The plan is for him to travel to Sarajevo and kill Serbian assassin, Gavrilo Princep, before he can shoot Archduke Franz Ferdinand of Austria so that World War I doesn’t happen and thus none of the other rotten events of the 20th century that caused the deaths of innocent millions. Just to be doubly sure, Hugh has orders to knock off the war-mongering Kaiser Wilhelm II as well. Will he succeed? What will happen if/when he does?
Naturally, no time travel adventure ever goes smoothly, plus Hugh carries a lot more personal baggage with him than his 21st-century Glock pistol, flak jacket, iPhone and antibiotics. He unwisely draws attention to himself in various ways, including falling for a flirtatious suffragette with a beguiling Irish accent.

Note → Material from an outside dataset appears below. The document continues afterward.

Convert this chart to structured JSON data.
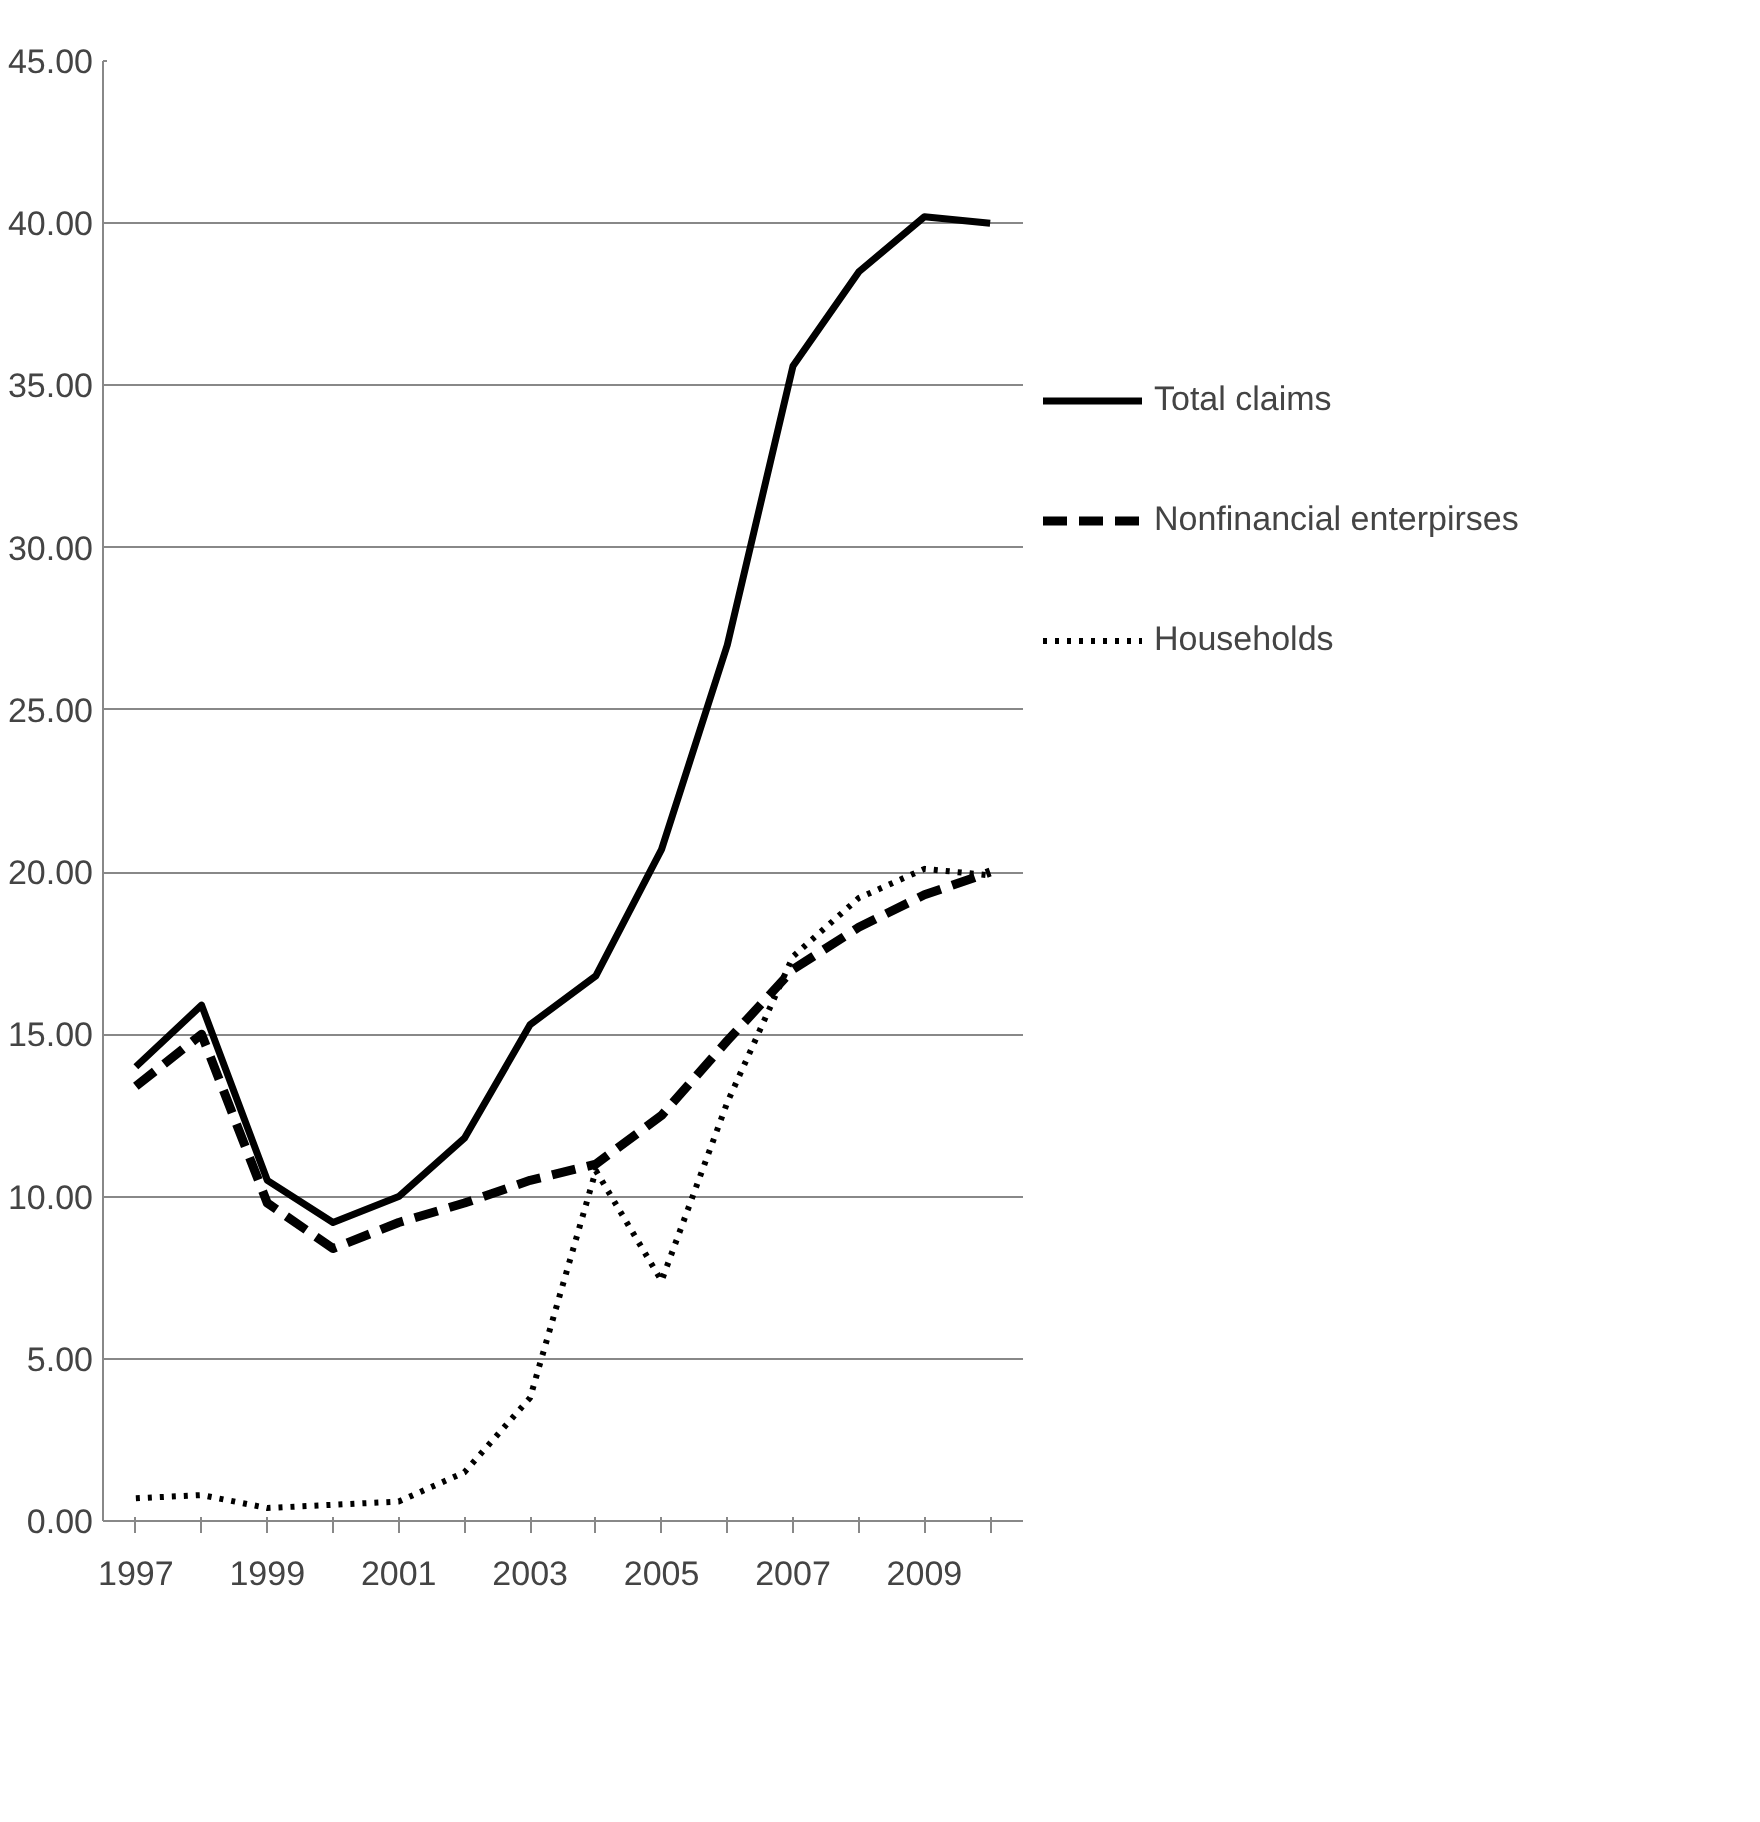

The description of life in Europe prior to World War I is historically convincing, and the plot is well devised. There’s an end twist, and the usual dystopian issues that arise whenever someone messes with the space-time continuum. The first half is more amusing and exhilarating than the second, but this isn’t the kind of book you linger over or investigate in depth; it’s best to just curl up and enjoy the cracking ride.